After almost six years of heart-wrenching musical experimenting and two successful albums, you would think the boys of Mayday Parade might have something slightly happier to write about. Or perhaps, all the girls would get the picture and stop breaking their hearts. No such luck. Their third studio album, the eponymously titled Mayday Parade begins just as somberly as the last left off, leading me to believe that these poor guys just can’t catch a break.
Luckily, what sets the band apart from the countless other sad tortured artists of our time is their clear handle on the universal language of heartbreak. There’s the haunting lyric that keeps you playing their songs on repeat, trying to prolong that moment when your favorite line rolls by (My hero, she’s the last real dreamer I know). There’s the perfect melody that you can’t stop humming.

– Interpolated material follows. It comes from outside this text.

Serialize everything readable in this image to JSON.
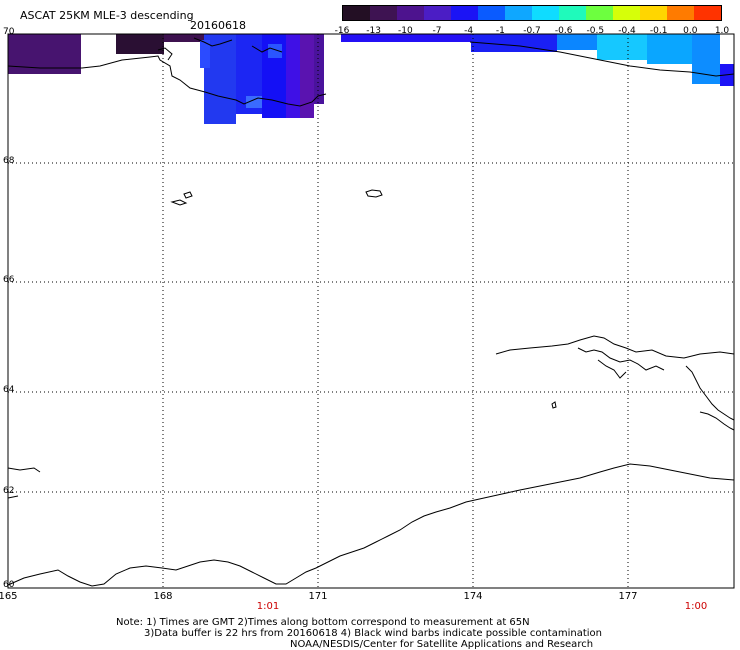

It’s forty-five minutes of that unforgettable person you’re actively trying not to think about and obsessively mulling over. You know you love it.

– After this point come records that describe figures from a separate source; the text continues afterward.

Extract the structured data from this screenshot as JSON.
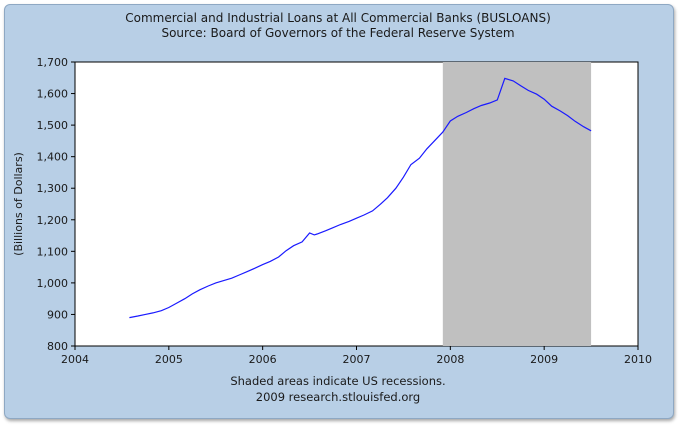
{
  "title": "Commercial and Industrial Loans at All Commercial Banks (BUSLOANS)",
  "subtitle": "Source: Board of Governors of the Federal Reserve System",
  "footer_note": "Shaded areas indicate US recessions.",
  "footer_source": "2009 research.stlouisfed.org",
  "colors": {
    "background": "#b8cfe6",
    "plot_area": "#ffffff",
    "recession": "#c0c0c0",
    "line": "#1a1aff"
  },
  "chart_data": {
    "type": "line",
    "title": "Commercial and Industrial Loans at All Commercial Banks (BUSLOANS)",
    "subtitle": "Source: Board of Governors of the Federal Reserve System",
    "xlabel": "",
    "ylabel": "(Billions of Dollars)",
    "xlim": [
      2004,
      2010
    ],
    "ylim": [
      800,
      1700
    ],
    "x_ticks": [
      "2004",
      "2005",
      "2006",
      "2007",
      "2008",
      "2009",
      "2010"
    ],
    "y_ticks": [
      "800",
      "900",
      "1,000",
      "1,100",
      "1,200",
      "1,300",
      "1,400",
      "1,500",
      "1,600",
      "1,700"
    ],
    "grid": false,
    "recessions": [
      {
        "start": 2007.92,
        "end": 2009.5
      }
    ],
    "series": [
      {
        "x": [
          2004.58,
          2004.67,
          2004.75,
          2004.83,
          2004.92,
          2005.0,
          2005.08,
          2005.17,
          2005.25,
          2005.33,
          2005.42,
          2005.5,
          2005.58,
          2005.67,
          2005.75,
          2005.83,
          2005.92,
          2006.0,
          2006.08,
          2006.17,
          2006.25,
          2006.33,
          2006.42,
          2006.5,
          2006.55,
          2006.58,
          2006.67,
          2006.75,
          2006.83,
          2006.92,
          2007.0,
          2007.08,
          2007.17,
          2007.25,
          2007.33,
          2007.42,
          2007.5,
          2007.58,
          2007.67,
          2007.75,
          2007.83,
          2007.92,
          2008.0,
          2008.08,
          2008.17,
          2008.25,
          2008.33,
          2008.42,
          2008.5,
          2008.58,
          2008.67,
          2008.75,
          2008.83,
          2008.92,
          2009.0,
          2009.08,
          2009.17,
          2009.25,
          2009.33,
          2009.42,
          2009.5
        ],
        "y": [
          890,
          895,
          900,
          905,
          912,
          922,
          935,
          950,
          965,
          978,
          990,
          1000,
          1007,
          1015,
          1025,
          1035,
          1047,
          1058,
          1068,
          1082,
          1102,
          1118,
          1130,
          1158,
          1152,
          1155,
          1165,
          1175,
          1185,
          1195,
          1205,
          1215,
          1228,
          1248,
          1270,
          1300,
          1335,
          1375,
          1395,
          1425,
          1450,
          1478,
          1513,
          1528,
          1540,
          1552,
          1562,
          1570,
          1580,
          1648,
          1640,
          1625,
          1610,
          1598,
          1582,
          1560,
          1545,
          1530,
          1512,
          1495,
          1482
        ]
      }
    ]
  }
}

Responding to complaints of excessive contribution on their second album Anywhere But Here, Mayday Parade is written exclusively by the band. Much like their work in the past, Mayday Parade makes use of a lullaby-like melody and the crooning vocals that make your knees weak. The album features them at their best, notably, the hauntingly beautiful “Everything’s An Illusion” and keeps me coming back for more with the painfully relatable “When You See My Friends.”

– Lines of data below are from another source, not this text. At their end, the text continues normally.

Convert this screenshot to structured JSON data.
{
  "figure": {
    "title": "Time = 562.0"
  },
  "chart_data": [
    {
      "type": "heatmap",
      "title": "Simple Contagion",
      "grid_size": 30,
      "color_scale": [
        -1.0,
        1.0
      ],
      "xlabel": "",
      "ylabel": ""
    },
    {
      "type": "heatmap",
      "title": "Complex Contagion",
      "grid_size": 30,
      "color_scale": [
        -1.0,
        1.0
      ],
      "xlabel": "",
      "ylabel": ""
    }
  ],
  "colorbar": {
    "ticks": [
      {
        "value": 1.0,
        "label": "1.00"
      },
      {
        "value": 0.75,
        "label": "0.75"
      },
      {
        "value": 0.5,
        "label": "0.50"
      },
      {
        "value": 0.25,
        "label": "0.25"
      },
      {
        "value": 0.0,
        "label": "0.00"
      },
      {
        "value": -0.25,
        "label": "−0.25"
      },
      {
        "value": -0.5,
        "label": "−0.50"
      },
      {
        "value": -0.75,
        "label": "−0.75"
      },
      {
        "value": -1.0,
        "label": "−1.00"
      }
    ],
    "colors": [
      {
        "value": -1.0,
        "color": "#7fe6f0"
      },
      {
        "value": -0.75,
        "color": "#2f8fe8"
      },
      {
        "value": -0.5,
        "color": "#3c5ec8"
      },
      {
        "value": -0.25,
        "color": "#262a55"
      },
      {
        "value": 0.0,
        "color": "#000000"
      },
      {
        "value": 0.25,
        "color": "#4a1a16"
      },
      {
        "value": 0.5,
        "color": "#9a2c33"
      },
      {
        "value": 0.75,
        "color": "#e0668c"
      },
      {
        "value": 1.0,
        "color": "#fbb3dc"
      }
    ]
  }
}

However, comparable to many albums that dangle precariously on the edge of emotional rock, Mayday Parade has trouble keeping up the momentum and it shows. The album includes a couple boring ballads that fail to be offset by the only slightly more upbeat tracks. Yet, something about these boys keeps you listening over and over.
Overall, Mayday Parade continues to be the soundtrack of heartbreak and grief and they do it well. This album is the perfect companion for my hot mess of a love life, and you’ll probably feel the same way. Unfortunately without any emotional range I have to whether there’s ever a happy moment for these poor boys.
Definitely worth the listen and after that you’ll be hooked. Still, I can’t help wishing the rain would stop and these guys would get some sunshine. They might be just as poignant and relatable with a little bit of happiness.